The “Literary World”, Die Welt’s book supplement, is not a place I’d generally go to find explanations for the particular warp of the American grain at the present moment. So I was surprised to find an explanation for everything, everything that has happened since Reagan was elected president, in the first two paragraphs of review article by Uwe Schmitt:

“Usually the American journal, the Archives of Neurology, only offers the layman news of the obscure impulse inherent in his bankruptcy or obituary. But this summer, when the journal reported that the drug Mirapex, which is used by Parkinson’s patience, can drive those patients to gamble, the readership increased. The study by the Mayo Clinic in Minnesota showed abrupt personality changes in a test group: eleven of thirty patients became compulsive gamblers and lost, in half a year, up to 200,000 dollars. The families and heirs of the selected patients were not amused.
Six of eleven patients could not curb their eating, drinking, sex and purchasing. After being taken off the drug, it was “like a light was switched off”, and they became as they had been. All assurances by the professors that these were at most one percent of the hundreds of thousands that have been treated successfully did not stop fantasies from spreading, in a land where, on TV, on the Internet, and in Indian casinos a dizzying intoxication of gambling reigns. You could bet that some novels and screemplays would certainly come out of this tragicomic gambling therapy.”
It is always nice and scientific to narrow the range of suspects to one. The John Birchers always suspected that fluoridating our drinking water was weakening our vital fluids. Saps! They should have been looking for the dark presences that are obviously lurking around our water supply organizations, tossing in the Mirapex. And we thought Rove was just tied up with Diebold.
So we checked on this factoid, to see if anybody else had tripped over it and discovered the key to the kingdom. The fall of the roman empire, as any middlebrow knows, was caused by lead pipes. Since the link between chemically induced dementia and the collapse of imperial borders has already become one of the things you would expect Pecuchet to bring up in conversation, we were a little surprised that nobody has brought up the obvious: the Mayo Clinic chemically concocted an exact replica of American culture.
Perhaps this was behind that plot line in this summer’s Batman. The evidence accumulates!

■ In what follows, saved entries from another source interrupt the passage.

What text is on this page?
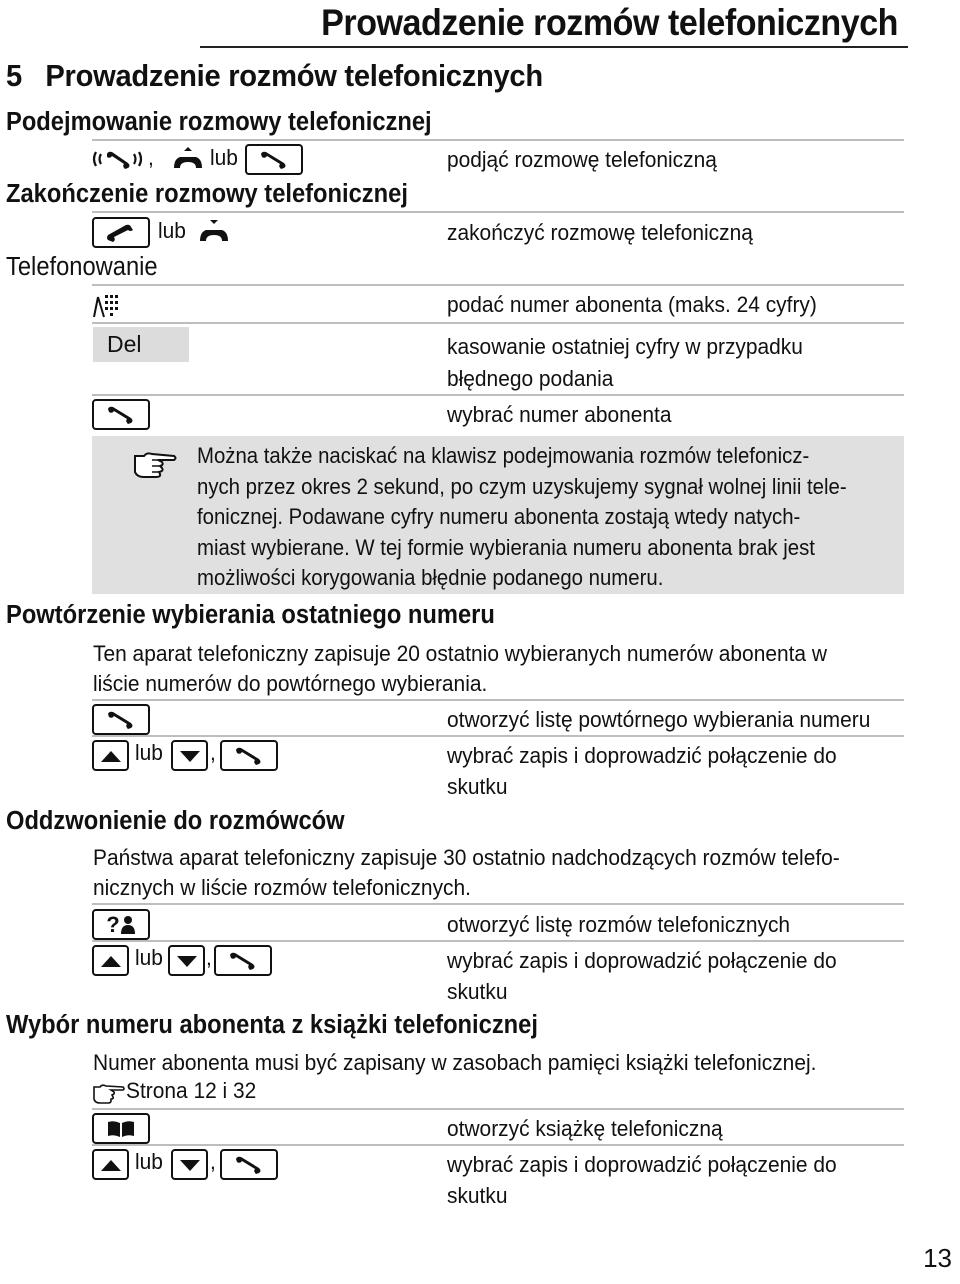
Prowadzenie rozmów telefonicznych
5   Prowadzenie rozmów telefonicznych
Podejmowanie rozmowy telefonicznej
, lub	podjąć rozmowę telefoniczną
Zakończenie rozmowy telefonicznej
lub	zakończyć rozmowę telefoniczną
Telefonowanie
podać numer abonenta (maks. 24 cyfry)
Del	kasowanie ostatniej cyfry w przypadku
błędnego podania
wybrać numer abonenta
Można także naciskać na klawisz podejmowania rozmów telefonicz-
nych przez okres 2 sekund, po czym uzyskujemy sygnał wolnej linii tele-
fonicznej. Podawane cyfry numeru abonenta zostają wtedy natych-
miast wybierane. W tej formie wybierania numeru abonenta brak jest
możliwości korygowania błędnie podanego numeru.
Powtórzenie wybierania ostatniego numeru
Ten aparat telefoniczny zapisuje 20 ostatnio wybieranych numerów abonenta w
liście numerów do powtórnego wybierania.
otworzyć listę powtórnego wybierania numeru
lub ,	wybrać zapis i doprowadzić połączenie do
skutku
Oddzwonienie do rozmówców
Państwa aparat telefoniczny zapisuje 30 ostatnio nadchodzących rozmów telefo-
nicznych w liście rozmów telefonicznych.
?	otworzyć listę rozmów telefonicznych
lub ,	wybrać zapis i doprowadzić połączenie do
skutku
Wybór numeru abonenta z książki telefonicznej
Numer abonenta musi być zapisany w zasobach pamięci książki telefonicznej.
Strona 12 i 32
otworzyć książkę telefoniczną
lub ,	wybrać zapis i doprowadzić połączenie do
skutku
13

Actually, a long time ago I decided that, instead of postmodernism, or post structuralism, or any ism, I wanted to belong to the aesthetic and philosophical movement known as the dopamine cowboys. I was, at the time, the only member. I still am. But apparently I had unconsciously struck on something. As Walt Whitman used to say, I am large, I contain multitudes.

1 comment:

Roger Gathmann said...

Buggery was actually what kept the troops going. A little thing you could look forward to, going back to the camp. Alas, tripping on the water dissolved this healthy and martial habit, and a lot of Romans started believing anything -- that God was crucified, that buggery would have the cosmic effect of sending you to eternal punishment, that, hell, sometimes a woman doesn't even need sex to get pregnant.
See -- no lead pipes, and we'd be having hearings in the Senate right now on whether there was steroid use among the gladiators.